Municipal waste recycler the Recycling Company of Western Australia has gone into administration owing about $4 million to more than 100 creditors.
Municipal waste recycler the Recycling Company of Western Australia has gone into administration owing about $4 million to more than 100 creditors.
The company recycled rubbish for the Southern Metropolitan Regional Council, a duty the SMRC has now had to take on for its member councils.
Those member councils are the cities of Canning, Cockburn, Fremantle, Melville and Rockingham, and the towns of East Fremantle and Kwinana.
RCWA has a $500,000 claim against the SMRC relating to contamination of the waste it was handling on the council’s behalf.
That claim was in mediation at the time of RCWA being placed into administration and RCWA administrator and PPB partner Jeffrey Herbert said he still had to decide what would happen with it.
The company’s assets, which include plants at North Fremantle, Gnangara and Canning Vale, are likely to be sold.
RCWA director Stephen Drake-Brockman has blamed contamination in the material it was processing for the SMRC for its financial problems.
He said the material had been contaminated with plastic bags which had added enormously to RCWA’s costs.
Mr Drake-Brockman claimed the SMRC had written to its member councils last June telling them to put plastic materials into their recycling but had not discussed the matter with RCWA first.
“We’ve had to pick out plastic bags at every point in our plants,” he said. “Our labour costs went through the roof.

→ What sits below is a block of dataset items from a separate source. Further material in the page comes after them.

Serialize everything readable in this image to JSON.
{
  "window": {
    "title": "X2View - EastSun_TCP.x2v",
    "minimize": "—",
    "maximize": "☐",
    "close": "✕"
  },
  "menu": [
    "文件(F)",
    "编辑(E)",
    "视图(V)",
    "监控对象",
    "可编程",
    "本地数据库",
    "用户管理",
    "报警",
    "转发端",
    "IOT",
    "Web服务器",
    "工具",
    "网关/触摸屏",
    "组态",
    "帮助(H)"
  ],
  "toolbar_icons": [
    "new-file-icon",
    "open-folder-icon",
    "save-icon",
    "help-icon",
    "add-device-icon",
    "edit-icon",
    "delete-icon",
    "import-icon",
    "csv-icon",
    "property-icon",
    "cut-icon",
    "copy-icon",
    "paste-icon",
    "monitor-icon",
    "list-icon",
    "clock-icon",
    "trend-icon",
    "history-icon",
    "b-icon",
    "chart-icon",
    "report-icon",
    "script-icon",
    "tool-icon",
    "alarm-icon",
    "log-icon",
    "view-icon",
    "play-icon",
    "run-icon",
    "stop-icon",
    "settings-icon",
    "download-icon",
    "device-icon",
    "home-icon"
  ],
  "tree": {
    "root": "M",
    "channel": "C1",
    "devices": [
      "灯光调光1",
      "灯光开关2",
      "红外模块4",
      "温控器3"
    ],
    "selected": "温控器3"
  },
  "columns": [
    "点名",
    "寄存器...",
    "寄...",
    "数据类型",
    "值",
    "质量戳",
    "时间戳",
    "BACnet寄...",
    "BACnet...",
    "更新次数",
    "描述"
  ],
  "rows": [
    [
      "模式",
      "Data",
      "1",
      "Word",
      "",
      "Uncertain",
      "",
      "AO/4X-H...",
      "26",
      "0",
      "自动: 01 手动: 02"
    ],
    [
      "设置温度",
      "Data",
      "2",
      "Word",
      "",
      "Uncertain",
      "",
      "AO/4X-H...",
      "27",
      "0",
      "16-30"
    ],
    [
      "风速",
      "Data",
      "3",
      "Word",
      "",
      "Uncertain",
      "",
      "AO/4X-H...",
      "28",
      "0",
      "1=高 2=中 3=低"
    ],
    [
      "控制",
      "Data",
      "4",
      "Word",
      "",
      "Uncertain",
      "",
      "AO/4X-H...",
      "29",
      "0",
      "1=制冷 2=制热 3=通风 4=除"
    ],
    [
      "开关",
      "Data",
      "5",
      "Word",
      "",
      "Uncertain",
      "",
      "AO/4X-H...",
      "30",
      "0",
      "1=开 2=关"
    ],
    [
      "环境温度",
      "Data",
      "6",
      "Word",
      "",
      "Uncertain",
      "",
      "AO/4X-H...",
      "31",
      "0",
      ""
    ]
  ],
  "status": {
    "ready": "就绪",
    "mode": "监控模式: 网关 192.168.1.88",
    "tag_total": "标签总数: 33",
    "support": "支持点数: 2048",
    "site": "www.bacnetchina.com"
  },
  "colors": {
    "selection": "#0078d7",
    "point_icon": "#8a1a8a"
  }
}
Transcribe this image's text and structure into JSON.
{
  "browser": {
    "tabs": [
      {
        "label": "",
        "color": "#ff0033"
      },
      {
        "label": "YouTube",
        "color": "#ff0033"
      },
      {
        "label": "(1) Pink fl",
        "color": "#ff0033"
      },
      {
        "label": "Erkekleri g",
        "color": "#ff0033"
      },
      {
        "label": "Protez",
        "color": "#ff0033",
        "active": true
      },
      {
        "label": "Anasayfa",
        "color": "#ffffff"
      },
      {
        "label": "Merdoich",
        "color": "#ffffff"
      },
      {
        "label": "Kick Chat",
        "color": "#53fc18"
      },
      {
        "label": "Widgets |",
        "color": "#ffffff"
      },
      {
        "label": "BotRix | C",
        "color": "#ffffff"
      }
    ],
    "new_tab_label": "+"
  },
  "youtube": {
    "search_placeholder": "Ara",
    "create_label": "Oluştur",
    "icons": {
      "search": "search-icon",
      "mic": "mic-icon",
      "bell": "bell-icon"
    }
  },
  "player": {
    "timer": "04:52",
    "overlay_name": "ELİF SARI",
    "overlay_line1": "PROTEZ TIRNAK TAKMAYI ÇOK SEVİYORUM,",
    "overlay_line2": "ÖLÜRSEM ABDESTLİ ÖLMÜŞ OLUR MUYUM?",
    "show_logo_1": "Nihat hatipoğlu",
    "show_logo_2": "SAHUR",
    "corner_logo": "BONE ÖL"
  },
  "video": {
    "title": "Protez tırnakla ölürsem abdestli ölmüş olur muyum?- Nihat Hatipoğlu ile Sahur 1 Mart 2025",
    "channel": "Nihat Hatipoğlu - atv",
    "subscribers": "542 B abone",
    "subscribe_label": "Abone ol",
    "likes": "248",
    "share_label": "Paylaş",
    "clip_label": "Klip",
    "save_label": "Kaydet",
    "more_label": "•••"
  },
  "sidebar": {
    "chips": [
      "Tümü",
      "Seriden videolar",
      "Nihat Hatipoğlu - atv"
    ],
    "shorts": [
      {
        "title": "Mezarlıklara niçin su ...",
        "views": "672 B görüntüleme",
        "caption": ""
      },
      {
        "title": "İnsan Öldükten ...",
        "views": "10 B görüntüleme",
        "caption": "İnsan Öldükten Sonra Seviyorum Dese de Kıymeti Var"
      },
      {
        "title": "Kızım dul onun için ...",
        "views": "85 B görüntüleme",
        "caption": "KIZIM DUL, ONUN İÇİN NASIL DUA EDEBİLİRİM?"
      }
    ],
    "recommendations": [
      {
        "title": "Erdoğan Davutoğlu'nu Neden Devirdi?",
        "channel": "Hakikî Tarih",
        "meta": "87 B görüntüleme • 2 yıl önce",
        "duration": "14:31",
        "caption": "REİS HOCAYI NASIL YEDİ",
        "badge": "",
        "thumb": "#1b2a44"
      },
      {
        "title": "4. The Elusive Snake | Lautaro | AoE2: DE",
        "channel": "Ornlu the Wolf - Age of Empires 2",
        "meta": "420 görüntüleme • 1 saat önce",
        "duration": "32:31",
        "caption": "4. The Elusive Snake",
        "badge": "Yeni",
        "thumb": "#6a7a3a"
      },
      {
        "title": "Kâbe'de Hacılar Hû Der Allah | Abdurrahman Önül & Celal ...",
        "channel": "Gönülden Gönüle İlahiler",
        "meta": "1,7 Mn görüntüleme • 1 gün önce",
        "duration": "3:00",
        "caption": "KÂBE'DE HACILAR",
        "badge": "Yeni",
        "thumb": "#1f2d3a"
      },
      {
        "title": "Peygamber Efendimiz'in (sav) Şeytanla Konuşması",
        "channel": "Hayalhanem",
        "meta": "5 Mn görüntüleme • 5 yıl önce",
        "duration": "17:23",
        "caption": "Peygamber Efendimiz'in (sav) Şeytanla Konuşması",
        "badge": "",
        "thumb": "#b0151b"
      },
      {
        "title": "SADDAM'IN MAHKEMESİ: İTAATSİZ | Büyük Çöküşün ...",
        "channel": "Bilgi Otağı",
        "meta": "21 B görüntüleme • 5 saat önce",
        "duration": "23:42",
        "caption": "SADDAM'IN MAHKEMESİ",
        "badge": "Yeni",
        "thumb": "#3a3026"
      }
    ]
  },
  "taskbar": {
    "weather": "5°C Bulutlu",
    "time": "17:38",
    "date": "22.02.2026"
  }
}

We also incurred higher transport costs because of it.”
SMRC CEO Stuart McAll confirmed the council was in dispute with RCWA over the contamination claims.
“We believe we were meeting the allowances within the contract,” he said.
With RCWA out of action, Mr McCall said SMRC’s cost for processing recyclable waste had risen from $13 a tonne to $31/t.
He estimated the council would have to process about 19,000t of recyclable waste in the six months he expects the administration of RCWA to take.
Mr McAll said the council had been receiving help from other waste removable specialists, such as Kleenaway and Western Recyclers.
He said SMRC was baling its recyclable waste and selling it to customers in China and Hong Kong.
“The Recycling Company sold into a different market. We’re selling ours as a baled product while they were selling as a separated product, which drew a higher price,” Mr McAll said.
Mr Drake-Brockman said the SMRC had been drawing some income from sales of recycleable waste RCWA made.
“Once we get over a certain benchmark price, the regional council gets a percentage,” he said.